Two-headed ray discovered by Monash University researcher in Melbourne
AN Australian researcher has discovered a ray with two heads - the first two-hedaed ray or shark to be found in the country and one of few in the world.
AN Australian researcher has discovered a ray with two heads - the first two-headed ray or shark to be found in the country and one of few in the world.
Leonardo Guida, a doctoral student at Monash University in Melbourne, made the find while caring for pregnant rays in an aquarium.

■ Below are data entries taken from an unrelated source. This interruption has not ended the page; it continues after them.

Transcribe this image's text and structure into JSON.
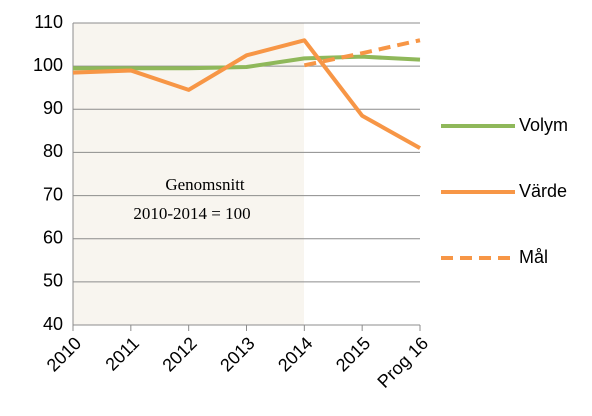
{
  "chart_data": {
    "type": "line",
    "categories": [
      "2010",
      "2011",
      "2012",
      "2013",
      "2014",
      "2015",
      "Prog 16"
    ],
    "series": [
      {
        "name": "Volym",
        "color": "#8fb85a",
        "dash": false,
        "values": [
          99.5,
          99.5,
          99.5,
          99.8,
          101.8,
          102.2,
          101.5
        ]
      },
      {
        "name": "Värde",
        "color": "#f79646",
        "dash": false,
        "values": [
          98.5,
          99,
          94.5,
          102.5,
          106,
          88.5,
          81
        ]
      },
      {
        "name": "Mål",
        "color": "#f79646",
        "dash": true,
        "values": [
          null,
          null,
          null,
          null,
          100.2,
          103,
          106
        ]
      }
    ],
    "annotation": [
      "Genomsnitt",
      "2010-2014 = 100"
    ],
    "ylim": [
      40,
      110
    ],
    "yticks": [
      40,
      50,
      60,
      70,
      80,
      90,
      100,
      110
    ],
    "grid": true,
    "legend": "right"
  }
}
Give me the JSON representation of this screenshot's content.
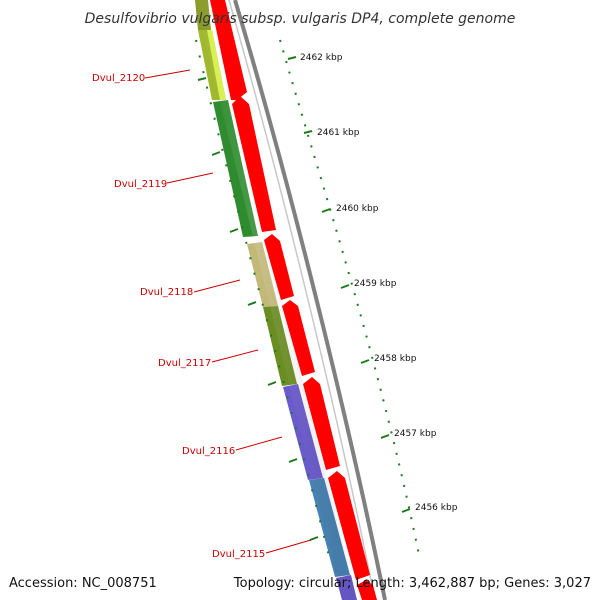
{
  "title": "Desulfovibrio vulgaris subsp. vulgaris DP4, complete genome",
  "footer": {
    "accession": "Accession: NC_008751",
    "summary": "Topology: circular; Length: 3,462,887 bp; Genes: 3,027"
  },
  "scale": {
    "ticks": [
      "2462 kbp",
      "2461 kbp",
      "2460 kbp",
      "2459 kbp",
      "2458 kbp",
      "2457 kbp",
      "2456 kbp"
    ]
  },
  "genes": [
    {
      "label": "Dvul_2120",
      "color": "#a5c23a"
    },
    {
      "label": "Dvul_2119",
      "color": "#2e8b2e"
    },
    {
      "label": "Dvul_2118",
      "color": "#c2b978"
    },
    {
      "label": "Dvul_2117",
      "color": "#6b8e23"
    },
    {
      "label": "Dvul_2116",
      "color": "#6a5acd"
    },
    {
      "label": "Dvul_2115",
      "color": "#4682b4"
    }
  ],
  "colors": {
    "cds_strand": "#ff0000",
    "backbone": "#808080",
    "gene_label": "#cc0000",
    "tick": "#1f7a1f"
  }
}
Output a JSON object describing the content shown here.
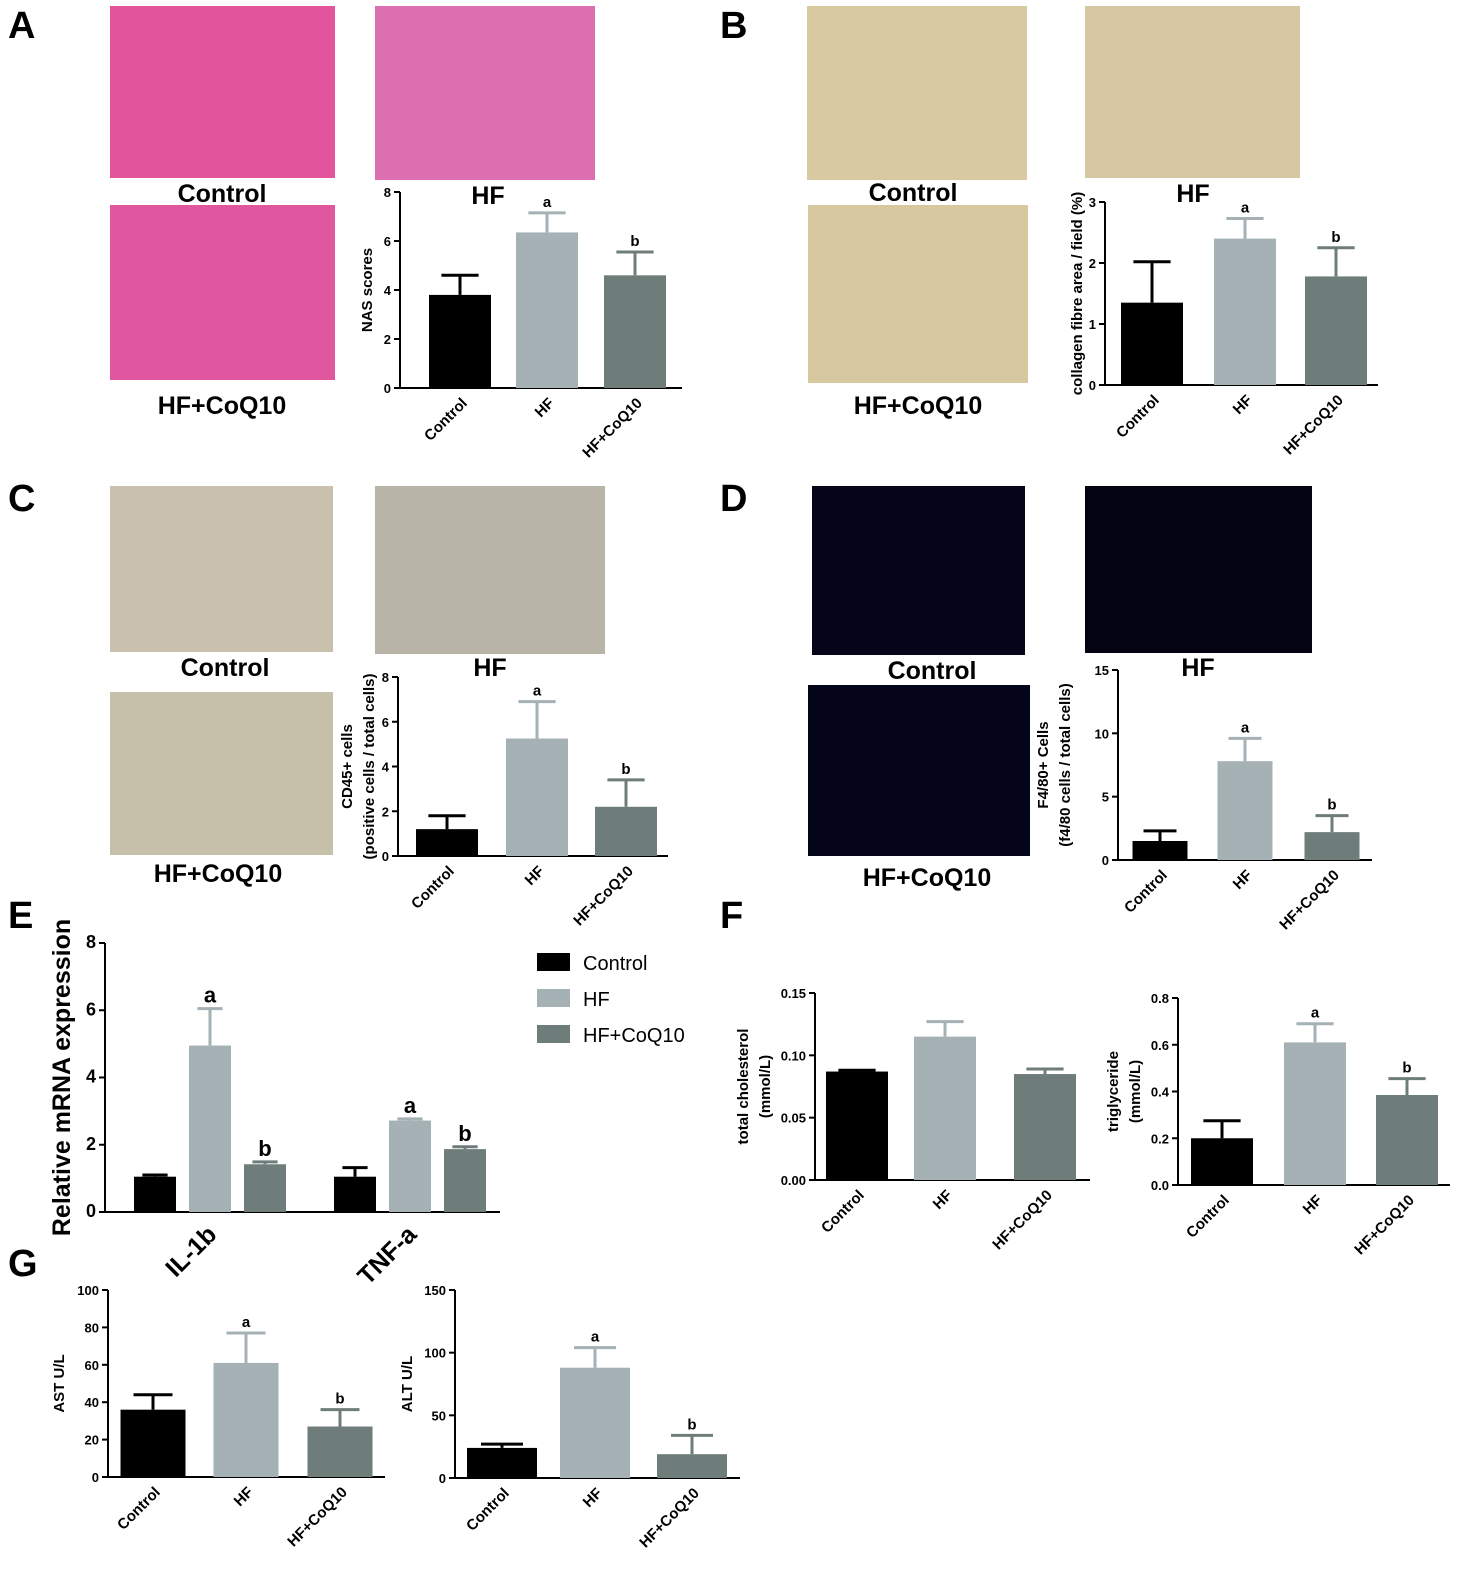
{
  "chart_data": [
    {
      "type": "bar",
      "panel": "A",
      "images": [
        {
          "label": "Control",
          "color": "#e2559c"
        },
        {
          "label": "HF",
          "color": "#dc6fb0"
        },
        {
          "label": "HF+CoQ10",
          "color": "#e0569f"
        }
      ],
      "ylabel": [
        "NAS scores"
      ],
      "categories": [
        "Control",
        "HF",
        "HF+CoQ10"
      ],
      "values": [
        3.8,
        6.35,
        4.6
      ],
      "errors": [
        0.8,
        0.8,
        0.95
      ],
      "annotations": [
        null,
        "a",
        "b"
      ],
      "colors": [
        "#000000",
        "#a5b1b5",
        "#6f7d7a"
      ],
      "ylim": [
        0,
        8
      ],
      "yticks": [
        0,
        2,
        4,
        6,
        8
      ]
    },
    {
      "type": "bar",
      "panel": "B",
      "images": [
        {
          "label": "Control",
          "color": "#d8c9a0"
        },
        {
          "label": "HF",
          "color": "#d6c8a2"
        },
        {
          "label": "HF+CoQ10",
          "color": "#d7c8a0"
        }
      ],
      "ylabel": [
        "collagen fibre area / field (%)"
      ],
      "categories": [
        "Control",
        "HF",
        "HF+CoQ10"
      ],
      "values": [
        1.35,
        2.4,
        1.78
      ],
      "errors": [
        0.67,
        0.33,
        0.47
      ],
      "annotations": [
        null,
        "a",
        "b"
      ],
      "colors": [
        "#000000",
        "#a5b1b5",
        "#6f7d7a"
      ],
      "ylim": [
        0,
        3
      ],
      "yticks": [
        0,
        1,
        2,
        3
      ]
    },
    {
      "type": "bar",
      "panel": "C",
      "images": [
        {
          "label": "Control",
          "color": "#c9c1ae"
        },
        {
          "label": "HF",
          "color": "#b9b4a8"
        },
        {
          "label": "HF+CoQ10",
          "color": "#c6bfaa"
        }
      ],
      "ylabel": [
        "CD45+ cells",
        "(positive cells / total cells)"
      ],
      "categories": [
        "Control",
        "HF",
        "HF+CoQ10"
      ],
      "values": [
        1.2,
        5.25,
        2.2
      ],
      "errors": [
        0.6,
        1.65,
        1.2
      ],
      "annotations": [
        null,
        "a",
        "b"
      ],
      "colors": [
        "#000000",
        "#a5b1b5",
        "#6f7d7a"
      ],
      "ylim": [
        0,
        8
      ],
      "yticks": [
        0,
        2,
        4,
        6,
        8
      ]
    },
    {
      "type": "bar",
      "panel": "D",
      "images": [
        {
          "label": "Control",
          "color": "#05051a"
        },
        {
          "label": "HF",
          "color": "#030312"
        },
        {
          "label": "HF+CoQ10",
          "color": "#05051a"
        }
      ],
      "ylabel": [
        "F4/80+ Cells",
        "(f4/80 cells / total cells)"
      ],
      "categories": [
        "Control",
        "HF",
        "HF+CoQ10"
      ],
      "values": [
        1.5,
        7.8,
        2.2
      ],
      "errors": [
        0.8,
        1.8,
        1.3
      ],
      "annotations": [
        null,
        "a",
        "b"
      ],
      "colors": [
        "#000000",
        "#a5b1b5",
        "#6f7d7a"
      ],
      "ylim": [
        0,
        15
      ],
      "yticks": [
        0,
        5,
        10,
        15
      ]
    },
    {
      "type": "grouped_bar",
      "panel": "E",
      "ylabel": [
        "Relative mRNA expression"
      ],
      "categories": [
        "IL-1b",
        "TNF-a"
      ],
      "series": [
        {
          "name": "Control",
          "color": "#000000",
          "values": [
            1.05,
            1.05
          ],
          "errors": [
            0.05,
            0.27
          ],
          "annotations": [
            null,
            null
          ]
        },
        {
          "name": "HF",
          "color": "#a5b1b5",
          "values": [
            4.95,
            2.72
          ],
          "errors": [
            1.1,
            0.05
          ],
          "annotations": [
            "a",
            "a"
          ]
        },
        {
          "name": "HF+CoQ10",
          "color": "#6f7d7a",
          "values": [
            1.42,
            1.87
          ],
          "errors": [
            0.07,
            0.07
          ],
          "annotations": [
            "b",
            "b"
          ]
        }
      ],
      "ylim": [
        0,
        8
      ],
      "yticks": [
        0,
        2,
        4,
        6,
        8
      ]
    },
    {
      "type": "bar",
      "panel": "F",
      "ylabel": [
        "total cholesterol",
        "(mmol/L)"
      ],
      "categories": [
        "Control",
        "HF",
        "HF+CoQ10"
      ],
      "values": [
        0.087,
        0.115,
        0.085
      ],
      "errors": [
        0.001,
        0.012,
        0.004
      ],
      "colors": [
        "#000000",
        "#a5b1b5",
        "#6f7d7a"
      ],
      "ylim": [
        0,
        0.15
      ],
      "yticks": [
        {
          "value": 0,
          "label": "0.00"
        },
        {
          "value": 0.05,
          "label": "0.05"
        },
        {
          "value": 0.1,
          "label": "0.10"
        },
        {
          "value": 0.15,
          "label": "0.15"
        }
      ]
    },
    {
      "type": "bar",
      "ylabel": [
        "triglyceride",
        "(mmol/L)"
      ],
      "categories": [
        "Control",
        "HF",
        "HF+CoQ10"
      ],
      "values": [
        0.2,
        0.61,
        0.385
      ],
      "errors": [
        0.075,
        0.08,
        0.07
      ],
      "annotations": [
        null,
        "a",
        "b"
      ],
      "colors": [
        "#000000",
        "#a5b1b5",
        "#6f7d7a"
      ],
      "ylim": [
        0,
        0.8
      ],
      "yticks": [
        {
          "value": 0,
          "label": "0.0"
        },
        {
          "value": 0.2,
          "label": "0.2"
        },
        {
          "value": 0.4,
          "label": "0.4"
        },
        {
          "value": 0.6,
          "label": "0.6"
        },
        {
          "value": 0.8,
          "label": "0.8"
        }
      ]
    },
    {
      "type": "bar",
      "panel": "G",
      "ylabel": [
        "AST  U/L"
      ],
      "categories": [
        "Control",
        "HF",
        "HF+CoQ10"
      ],
      "values": [
        36,
        61,
        27
      ],
      "errors": [
        8,
        16,
        9
      ],
      "annotations": [
        null,
        "a",
        "b"
      ],
      "colors": [
        "#000000",
        "#a5b1b5",
        "#6f7d7a"
      ],
      "ylim": [
        0,
        100
      ],
      "yticks": [
        0,
        20,
        40,
        60,
        80,
        100
      ]
    },
    {
      "type": "bar",
      "ylabel": [
        "ALT  U/L"
      ],
      "categories": [
        "Control",
        "HF",
        "HF+CoQ10"
      ],
      "values": [
        24,
        88,
        19
      ],
      "errors": [
        3,
        16,
        15
      ],
      "annotations": [
        null,
        "a",
        "b"
      ],
      "colors": [
        "#000000",
        "#a5b1b5",
        "#6f7d7a"
      ],
      "ylim": [
        0,
        150
      ],
      "yticks": [
        0,
        50,
        100,
        150
      ]
    }
  ]
}
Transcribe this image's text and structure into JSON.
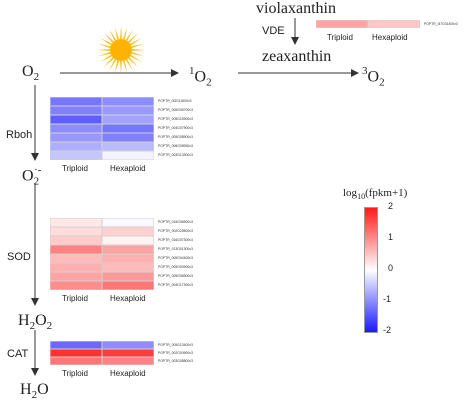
{
  "metabolites": {
    "o2": "O",
    "o2_sub": "2",
    "singlet_o2_sup": "1",
    "singlet_o2": "O",
    "singlet_o2_sub": "2",
    "triplet_o2_sup": "3",
    "triplet_o2": "O",
    "triplet_o2_sub": "2",
    "superoxide": "O",
    "superoxide_sub": "2",
    "superoxide_sup": "·-",
    "h2o2_a": "H",
    "h2o2_sub1": "2",
    "h2o2_b": "O",
    "h2o2_sub2": "2",
    "h2o_a": "H",
    "h2o_sub": "2",
    "h2o_b": "O",
    "violaxanthin": "violaxanthin",
    "zeaxanthin": "zeaxanthin"
  },
  "enzymes": {
    "vde": "VDE",
    "rboh": "Rboh",
    "sod": "SOD",
    "cat": "CAT"
  },
  "columns": [
    "Triploid",
    "Hexaploid"
  ],
  "heatmaps": {
    "vde": {
      "genes": [
        "POPTR_0l7G01400v3"
      ],
      "values": [
        [
          0.8,
          0.5
        ]
      ]
    },
    "rboh": {
      "genes": [
        "POPTR_0l3G11600v3",
        "POPTR_005G05700v3",
        "POPTR_005G15900v3",
        "POPTR_004G07900v3",
        "POPTR_005G08900v3",
        "POPTR_006G08930v3",
        "POPTR_003G13300v3"
      ],
      "values": [
        [
          -1.2,
          -1.0
        ],
        [
          -1.1,
          -0.9
        ],
        [
          -1.4,
          -0.8
        ],
        [
          -1.0,
          -1.2
        ],
        [
          -0.9,
          -1.1
        ],
        [
          -0.7,
          -0.6
        ],
        [
          -0.5,
          -0.1
        ]
      ]
    },
    "sod": {
      "genes": [
        "POPTR_015G06900v3",
        "POPTR_002G25500v3",
        "POPTR_016G07300v3",
        "POPTR_013G01300v3",
        "POPTR_005G04400v3",
        "POPTR_005G00900v3",
        "POPTR_005G08300v3",
        "POPTR_004G17300v3"
      ],
      "values": [
        [
          0.2,
          -0.05
        ],
        [
          0.3,
          0.4
        ],
        [
          0.45,
          0.1
        ],
        [
          1.1,
          0.8
        ],
        [
          0.6,
          0.7
        ],
        [
          0.7,
          0.6
        ],
        [
          0.8,
          0.9
        ],
        [
          1.0,
          1.2
        ]
      ]
    },
    "cat": {
      "genes": [
        "POPTR_005G13400v3",
        "POPTR_002G00900v3",
        "POPTR_003G08800v3"
      ],
      "values": [
        [
          -1.3,
          -1.0
        ],
        [
          1.8,
          1.7
        ],
        [
          1.2,
          1.1
        ]
      ]
    }
  },
  "legend": {
    "title_log": "log",
    "title_sub": "10",
    "title_rest": "(fpkm+1)",
    "ticks": [
      "2",
      "1",
      "0",
      "-1",
      "-2"
    ],
    "range": [
      -2,
      2
    ],
    "colors": {
      "low": "#1a1aff",
      "mid": "#ffffff",
      "high": "#ff1a1a"
    }
  },
  "colors": {
    "arrow": "#333333",
    "sun_rays": "#f4c430",
    "sun_core": "#ffb300",
    "cell_border": "#d0d0d0"
  }
}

He said he was taking notes on baby rays born in April this year when an "oddly shaped, pale object in the water'' stood out.
It turned out to be a stillborn ray - with two heads - a defect that arises when the neural tube (like a spinal cord) in a single fertilised egg is duplicated. It can also happen when an embryo begins to divide into two to form twins, but is stopped prematurely.
The researchers caught the southern fiddler rays by hand while scuba diving in Swan Bay, a semi-enclosed section of Port Phillip Bay south of Melbourne, home to heavy ship traffic that has recently undergone extensive dredging.
This developed, combined with the fact that rays eat bottom-dwelling creatures, may have exposed these animals to significant levels of pollutants.
But whether or not they could've caused this birth defect is unknown, the researcher noted.